What an amazing place and story. I'm glad your friends fought to save these views for the general public and common sense reigned in the end.

Marilyn said...

Beautiful photos of this special place. What wonderful work Aleen and her friends did - more of our special places should be open for the public to enjoy.

Vicki Lane said...

Aleen is an amazing woman -- I'm lucky to have her as a friend.

Gwen in Hampton said...

Here in Hampton we are having a similar success story. The Base Realignment and Closure Committee targeted historic Fort Monroe, at the mouth of the Chesapeake bay, for closure and the base closes next month after a fort presence on the site since the 1600's. When the Fort made the closure list, developers here started salivating and dreaming of gated communities too. However, local citizens were very vocal about keeping public access to the site and preserving the history and historic buildings at the fort. As a result, a committee of citizens, developers, local and state politicians and appointees was formed to determine the Fort's future. It now it appears very hopeful that the most historic areas of the site will transfer to the National Park service for the establishnment of a new national park, with the remainder transferring to State and local government control. Beach areas and the existing marina are to be kept open to the public, and many of the historic houses are to be left standing and restored. The rest of the fort will become a mix of office space and new housing which will help finance the upkeep on state owned public areas. Not too bad!

Vicki Lane said...

How wonderful, Gwen! I hope there are lots of stories like this out there.

NCmountainwoman said...

One of our favorite nearby hikes!
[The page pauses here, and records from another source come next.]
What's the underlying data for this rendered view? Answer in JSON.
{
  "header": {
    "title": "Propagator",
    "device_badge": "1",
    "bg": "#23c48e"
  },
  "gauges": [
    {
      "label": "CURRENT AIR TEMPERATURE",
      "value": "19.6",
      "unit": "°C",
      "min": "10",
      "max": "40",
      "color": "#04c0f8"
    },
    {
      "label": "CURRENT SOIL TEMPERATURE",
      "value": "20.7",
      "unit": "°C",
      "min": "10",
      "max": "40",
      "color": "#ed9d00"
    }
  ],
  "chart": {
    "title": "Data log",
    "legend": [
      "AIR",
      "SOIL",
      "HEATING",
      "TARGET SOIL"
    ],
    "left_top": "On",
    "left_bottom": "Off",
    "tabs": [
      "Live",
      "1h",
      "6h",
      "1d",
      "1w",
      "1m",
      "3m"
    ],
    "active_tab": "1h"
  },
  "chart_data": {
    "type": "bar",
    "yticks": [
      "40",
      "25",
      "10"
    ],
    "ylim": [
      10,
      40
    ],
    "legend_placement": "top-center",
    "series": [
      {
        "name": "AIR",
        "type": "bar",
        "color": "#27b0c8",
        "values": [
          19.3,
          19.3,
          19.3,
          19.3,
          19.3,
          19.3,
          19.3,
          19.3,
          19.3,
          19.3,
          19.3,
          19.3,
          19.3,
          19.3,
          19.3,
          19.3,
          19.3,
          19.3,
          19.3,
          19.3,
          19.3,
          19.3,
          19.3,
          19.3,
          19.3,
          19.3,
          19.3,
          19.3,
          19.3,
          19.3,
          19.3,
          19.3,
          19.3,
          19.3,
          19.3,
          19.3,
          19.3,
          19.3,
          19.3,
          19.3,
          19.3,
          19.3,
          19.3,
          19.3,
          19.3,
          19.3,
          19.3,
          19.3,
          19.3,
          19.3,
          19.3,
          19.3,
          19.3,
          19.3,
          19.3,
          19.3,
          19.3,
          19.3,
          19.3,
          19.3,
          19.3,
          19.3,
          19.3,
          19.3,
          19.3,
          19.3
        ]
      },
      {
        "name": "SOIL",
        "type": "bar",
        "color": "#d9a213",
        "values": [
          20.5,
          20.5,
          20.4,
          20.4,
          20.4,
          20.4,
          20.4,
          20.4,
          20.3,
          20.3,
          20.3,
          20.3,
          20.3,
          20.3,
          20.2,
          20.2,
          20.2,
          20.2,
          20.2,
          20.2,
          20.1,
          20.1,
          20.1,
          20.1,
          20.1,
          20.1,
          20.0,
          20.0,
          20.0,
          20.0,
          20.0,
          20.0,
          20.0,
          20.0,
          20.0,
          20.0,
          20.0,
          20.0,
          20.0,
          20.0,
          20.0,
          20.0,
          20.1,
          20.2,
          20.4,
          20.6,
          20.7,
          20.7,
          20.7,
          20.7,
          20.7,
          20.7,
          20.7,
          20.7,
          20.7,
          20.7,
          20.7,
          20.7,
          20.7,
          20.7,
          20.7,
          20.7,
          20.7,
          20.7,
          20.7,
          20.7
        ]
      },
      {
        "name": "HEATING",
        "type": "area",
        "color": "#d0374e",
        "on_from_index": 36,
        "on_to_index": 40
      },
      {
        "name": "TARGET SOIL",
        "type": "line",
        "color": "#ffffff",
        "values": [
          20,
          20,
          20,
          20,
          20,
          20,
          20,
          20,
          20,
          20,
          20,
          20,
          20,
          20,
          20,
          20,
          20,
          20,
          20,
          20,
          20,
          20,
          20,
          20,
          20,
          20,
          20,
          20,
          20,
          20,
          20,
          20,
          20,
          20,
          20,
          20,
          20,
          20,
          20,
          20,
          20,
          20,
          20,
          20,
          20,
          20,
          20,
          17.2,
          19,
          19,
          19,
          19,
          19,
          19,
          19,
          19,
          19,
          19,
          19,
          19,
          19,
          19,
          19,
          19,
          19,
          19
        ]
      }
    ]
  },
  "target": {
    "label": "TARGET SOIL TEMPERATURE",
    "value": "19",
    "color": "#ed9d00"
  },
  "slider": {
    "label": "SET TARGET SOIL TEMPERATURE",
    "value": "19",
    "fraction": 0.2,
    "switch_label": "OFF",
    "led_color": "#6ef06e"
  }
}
The trail from Hooker to Triple Falls was closed for several days last month for a movie they were filming. Great photographs of the wonderful falls.

We give money to Friends of DuPont Forest but I hadn't heard of Friends of the Falls. I'll check it out.

Vicki Lane said...

NCmountainwoman -- it's possible that Friends of the Falls turned into Friends of DuPont Forest.

Deanna said...

What a great story. This group of "little people" saved those falls! They are beautiful.

Kath said...

That's wonderful! And of course the photos are gorgeous!